If you’ve decided to go for the highest qualification in business – doctorate in management – the first step is to pick between the two entrance tests that most universities accept, GMAT and GRE. Picking between the two is usually pretty straightforward since your university of choice will simply tell you which one to take. But if you haven’t picked a university yet and are unsure about the differences, here’s what you need to know:
The GRE is quickly gaining ground
Usually, GMAT was the was the gold standard for business school. If you picked a Phd in management the enterance test was meant to prove you had what it took to make it through this intense and complex graduate course. But in recent years, GRE has been quickly gaining ground. More universities accept both tests as part of their admissions process now than ever before. Renowned names like Harvard, Stanford, Columbia, MIT, and INSEAD have all been added to a list of institutions that have opened doors to students with either scores. The number of business schools accepting GRE test results have shot up in recent years, which means more students are taking this entrance test over the GMAT. Most recent data shows that only a quarter of million students appeared for the GMAT while nearly 655,000 students appeared for the GRE in 2012.

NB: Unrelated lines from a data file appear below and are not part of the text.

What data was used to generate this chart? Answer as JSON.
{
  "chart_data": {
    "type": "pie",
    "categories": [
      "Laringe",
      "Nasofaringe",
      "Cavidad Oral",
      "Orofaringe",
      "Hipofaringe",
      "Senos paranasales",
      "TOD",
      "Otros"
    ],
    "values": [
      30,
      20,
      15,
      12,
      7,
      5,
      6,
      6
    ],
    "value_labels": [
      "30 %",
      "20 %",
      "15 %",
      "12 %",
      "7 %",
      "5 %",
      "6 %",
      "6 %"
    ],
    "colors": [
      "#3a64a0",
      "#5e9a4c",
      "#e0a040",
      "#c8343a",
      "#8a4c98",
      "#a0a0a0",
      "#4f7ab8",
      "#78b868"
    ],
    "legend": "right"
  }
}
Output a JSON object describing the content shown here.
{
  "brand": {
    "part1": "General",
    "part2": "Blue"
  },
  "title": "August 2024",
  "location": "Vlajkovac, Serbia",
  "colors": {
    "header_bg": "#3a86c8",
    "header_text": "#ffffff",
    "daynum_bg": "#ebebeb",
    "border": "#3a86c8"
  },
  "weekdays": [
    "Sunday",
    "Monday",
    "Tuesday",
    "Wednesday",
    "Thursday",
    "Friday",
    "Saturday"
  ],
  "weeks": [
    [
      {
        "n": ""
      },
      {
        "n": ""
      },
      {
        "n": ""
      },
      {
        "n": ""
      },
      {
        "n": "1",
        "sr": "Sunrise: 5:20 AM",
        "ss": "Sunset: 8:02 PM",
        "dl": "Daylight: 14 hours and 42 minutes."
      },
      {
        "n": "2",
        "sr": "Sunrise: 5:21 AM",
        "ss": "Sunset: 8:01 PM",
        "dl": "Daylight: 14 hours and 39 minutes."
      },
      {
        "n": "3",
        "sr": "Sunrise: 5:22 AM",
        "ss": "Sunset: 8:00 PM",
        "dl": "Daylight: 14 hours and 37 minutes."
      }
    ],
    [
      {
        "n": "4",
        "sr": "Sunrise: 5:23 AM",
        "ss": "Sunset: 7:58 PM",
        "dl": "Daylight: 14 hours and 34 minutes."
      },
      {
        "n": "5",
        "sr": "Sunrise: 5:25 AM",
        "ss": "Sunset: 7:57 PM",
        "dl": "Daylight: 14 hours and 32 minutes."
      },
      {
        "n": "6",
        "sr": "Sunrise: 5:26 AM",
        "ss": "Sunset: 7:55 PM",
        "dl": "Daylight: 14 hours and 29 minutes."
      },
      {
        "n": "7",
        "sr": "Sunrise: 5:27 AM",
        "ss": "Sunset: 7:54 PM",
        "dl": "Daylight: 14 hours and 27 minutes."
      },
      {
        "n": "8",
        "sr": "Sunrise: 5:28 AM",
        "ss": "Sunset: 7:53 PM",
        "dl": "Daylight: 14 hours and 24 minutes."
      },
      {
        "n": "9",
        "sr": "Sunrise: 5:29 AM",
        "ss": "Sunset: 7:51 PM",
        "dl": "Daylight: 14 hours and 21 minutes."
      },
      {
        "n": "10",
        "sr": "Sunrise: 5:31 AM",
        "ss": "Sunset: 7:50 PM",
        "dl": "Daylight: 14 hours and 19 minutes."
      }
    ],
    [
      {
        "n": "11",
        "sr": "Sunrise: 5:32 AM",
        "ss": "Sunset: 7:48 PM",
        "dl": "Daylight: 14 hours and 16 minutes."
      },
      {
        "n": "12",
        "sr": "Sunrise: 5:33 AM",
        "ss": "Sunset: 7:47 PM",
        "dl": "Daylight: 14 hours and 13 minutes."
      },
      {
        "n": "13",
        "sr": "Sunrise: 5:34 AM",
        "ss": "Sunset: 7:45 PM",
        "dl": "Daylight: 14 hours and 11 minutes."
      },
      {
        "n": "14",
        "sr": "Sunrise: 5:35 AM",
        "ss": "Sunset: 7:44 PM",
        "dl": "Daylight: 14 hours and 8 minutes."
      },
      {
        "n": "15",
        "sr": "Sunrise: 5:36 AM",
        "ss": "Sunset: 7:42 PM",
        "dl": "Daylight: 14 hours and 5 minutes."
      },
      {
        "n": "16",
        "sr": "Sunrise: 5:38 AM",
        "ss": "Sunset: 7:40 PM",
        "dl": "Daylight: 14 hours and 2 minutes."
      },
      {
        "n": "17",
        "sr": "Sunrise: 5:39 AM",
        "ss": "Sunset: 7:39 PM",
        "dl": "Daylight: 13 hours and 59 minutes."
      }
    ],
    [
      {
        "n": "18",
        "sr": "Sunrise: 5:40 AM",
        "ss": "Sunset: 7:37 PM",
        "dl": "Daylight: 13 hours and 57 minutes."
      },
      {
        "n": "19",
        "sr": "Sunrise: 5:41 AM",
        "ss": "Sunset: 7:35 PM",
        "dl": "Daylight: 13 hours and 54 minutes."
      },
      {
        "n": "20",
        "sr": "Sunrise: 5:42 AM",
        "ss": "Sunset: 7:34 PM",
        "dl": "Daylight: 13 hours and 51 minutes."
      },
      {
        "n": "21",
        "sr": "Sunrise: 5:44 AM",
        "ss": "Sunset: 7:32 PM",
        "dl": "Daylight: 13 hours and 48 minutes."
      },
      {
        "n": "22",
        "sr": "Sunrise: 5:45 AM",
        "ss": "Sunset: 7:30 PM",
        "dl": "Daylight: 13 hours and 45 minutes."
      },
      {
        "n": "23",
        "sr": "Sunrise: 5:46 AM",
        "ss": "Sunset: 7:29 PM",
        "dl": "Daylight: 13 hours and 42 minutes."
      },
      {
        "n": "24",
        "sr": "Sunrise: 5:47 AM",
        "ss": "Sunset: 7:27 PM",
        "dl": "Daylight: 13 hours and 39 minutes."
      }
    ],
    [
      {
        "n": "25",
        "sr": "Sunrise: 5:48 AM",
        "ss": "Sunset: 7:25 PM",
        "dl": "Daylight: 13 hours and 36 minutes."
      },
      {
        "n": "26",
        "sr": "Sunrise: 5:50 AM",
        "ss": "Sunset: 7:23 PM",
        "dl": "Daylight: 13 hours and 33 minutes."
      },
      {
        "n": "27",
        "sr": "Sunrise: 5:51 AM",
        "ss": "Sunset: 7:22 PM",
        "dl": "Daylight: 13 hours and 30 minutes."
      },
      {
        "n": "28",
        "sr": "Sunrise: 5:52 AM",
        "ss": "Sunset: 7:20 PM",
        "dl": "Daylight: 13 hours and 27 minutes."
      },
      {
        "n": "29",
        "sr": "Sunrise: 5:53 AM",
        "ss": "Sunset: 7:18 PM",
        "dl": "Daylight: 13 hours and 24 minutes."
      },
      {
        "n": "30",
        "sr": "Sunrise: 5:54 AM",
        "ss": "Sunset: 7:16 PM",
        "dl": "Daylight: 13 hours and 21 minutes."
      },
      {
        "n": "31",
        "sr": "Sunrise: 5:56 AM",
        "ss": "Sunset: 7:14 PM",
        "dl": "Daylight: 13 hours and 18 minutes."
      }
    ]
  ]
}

In terms of scale, GRE is clearly ahead now. This could be due to a number of reasons but one of the most commonly held arguments is that the GRE is ‘easier’ to take. The GRE test focuses more on vocabulary than grammar. There’s less quantitative analysis and there’s no integrated reasoning section in the GRE. Historically, it was assumed students who took the GRE were not cut out for an intense business course. But David Payne, vice president and chief operating officer for College and Graduate Programs at ETS, believes otherwise. Payne says the GRE has been taken by students in far more advanced technical fields like biochemistry and physics, which means it’s more than adequate for business school.
Overall, if you’re an analytic thinker and have a good grasp on mathematical concepts, go for the GMAT. If you’re a native English speaker who prefers a more holistic approach to learning, the GRE may be better suited.
The two tests are actually pretty similar. Both the GRE and GMAT test language, reasoning, and analytical skills to make sure you’re ready for graduate school. But for a postgraduate degree like the Phd, you may already have a university in mind where you’d like to join in faculty for academic research or teaching. The university may specify which test they prefer but if there’s no preference you could pick the one that suits you best. Good luck!